Another issue to keep in mind is that treatment with AEDs after probable epileptogenic insults is a double-edged sword (Pitkanen 2002). Administration of diazepam or phenobarbital after traumatic brain injury delays the recovery of sensorimotor performance, whereas no effect was observed after carbamazepine administration (Hernandez 1997). It has also been shown that treatment of rats with lamotrigine or carbamazepine during kindling development reduced the efficacy of these compounds in fully kindled seizures (Weiss and Post 1987, Krupp et al. 2000). The consequences of antiepileptogenic treatment on the later response to AEDs in animals, in which the treatment fails, present a challenge that needs to be addressed in antiepileptogenesis studies (Pitkanen 2002). This may not be important in patients with epilepsy who are already taking AEDs, but this implies that generalization of the hypotheses tested in our study to situations other than epilepsy surgery should not be performed.

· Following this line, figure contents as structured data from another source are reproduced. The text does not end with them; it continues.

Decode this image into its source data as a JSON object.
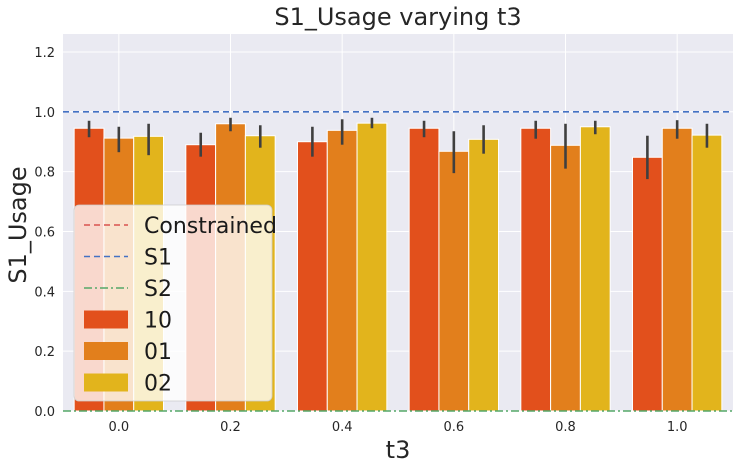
{
  "chart_data": {
    "type": "bar",
    "title": "S1_Usage varying t3",
    "xlabel": "t3",
    "ylabel": "S1_Usage",
    "categories": [
      "0.0",
      "0.2",
      "0.4",
      "0.6",
      "0.8",
      "1.0"
    ],
    "ylim": [
      0,
      1.26
    ],
    "yticks": [
      "0.0",
      "0.2",
      "0.4",
      "0.6",
      "0.8",
      "1.0",
      "1.2"
    ],
    "grid": true,
    "legend_position": "lower-left",
    "series": [
      {
        "name": "10",
        "color": "#e2501c",
        "values": [
          0.945,
          0.89,
          0.9,
          0.945,
          0.945,
          0.848
        ],
        "err_low": [
          0.915,
          0.85,
          0.85,
          0.915,
          0.91,
          0.775
        ],
        "err_high": [
          0.97,
          0.93,
          0.95,
          0.97,
          0.97,
          0.92
        ]
      },
      {
        "name": "01",
        "color": "#e27f1c",
        "values": [
          0.912,
          0.96,
          0.938,
          0.868,
          0.888,
          0.945
        ],
        "err_low": [
          0.865,
          0.935,
          0.89,
          0.795,
          0.81,
          0.91
        ],
        "err_high": [
          0.95,
          0.98,
          0.975,
          0.935,
          0.96,
          0.972
        ]
      },
      {
        "name": "02",
        "color": "#e2b41c",
        "values": [
          0.918,
          0.92,
          0.962,
          0.908,
          0.95,
          0.922
        ],
        "err_low": [
          0.855,
          0.88,
          0.945,
          0.86,
          0.925,
          0.88
        ],
        "err_high": [
          0.96,
          0.955,
          0.98,
          0.955,
          0.97,
          0.96
        ]
      }
    ],
    "reference_lines": [
      {
        "name": "Constrained",
        "color": "#d9534f",
        "style": "dashed"
      },
      {
        "name": "S1",
        "color": "#4472c4",
        "style": "dashed",
        "value": 1.0
      },
      {
        "name": "S2",
        "color": "#55a868",
        "style": "dashdot",
        "value": 0.0
      }
    ]
  }
}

Prospective studies of these issues are worth pursuing. Additional types of experimental approaches using appropriate end points may help further evaluate these hypotheses (Faden and Stoica 2007).

Disclosures

Dr Ali A. Asadi-Pooya: no conflict of interest.

Dr Michael Sperling: speaker’s bureau for Ortho-McNeil, Glaxo, UCB Pharma, Pfizer, Cyberonics; Research support from UCB Pharma, Johnson & Johnson, Ortho-McNeil, Medtronic, Neuropace, Schwarz; Consultant: Dainippon Pharmaceutical, Valeant.

Dr Scott Mintzer: speaker’s bureau for GSK; Research support from UCB Pharma, Johnson & Johnson, Ortho-McNeil, Medtronic, Neuropace, Schwarz; Consultant: GSK.

Dr Christopher Skidmore: Amarin Corporation- Consultant; UCB Pharma- Speaker; OrthoMcNeil- Speaker; Research support from UCB Pharma, Johnson & Johnson, Ortho-McNeil, Medtronic, Neuropace, Schwarz.

Drs Maromi Nei and Dr Andro Zangaladze: Research support from UCB Pharma, Johnson & Johnson, Ortho-McNeil, Medtronic, Neuropace, Schwarz.

Drs Ashwini Sharan and James Evans: Research support from Medtronic and Neuropace.

Acknowledgments

The authors thank Ms. Courtney Schilling for her help in the statistical analyses. We confirm that we have read the Journal’s position on issues involved in ethical publication and affirm that this report is consistent with those guidelines.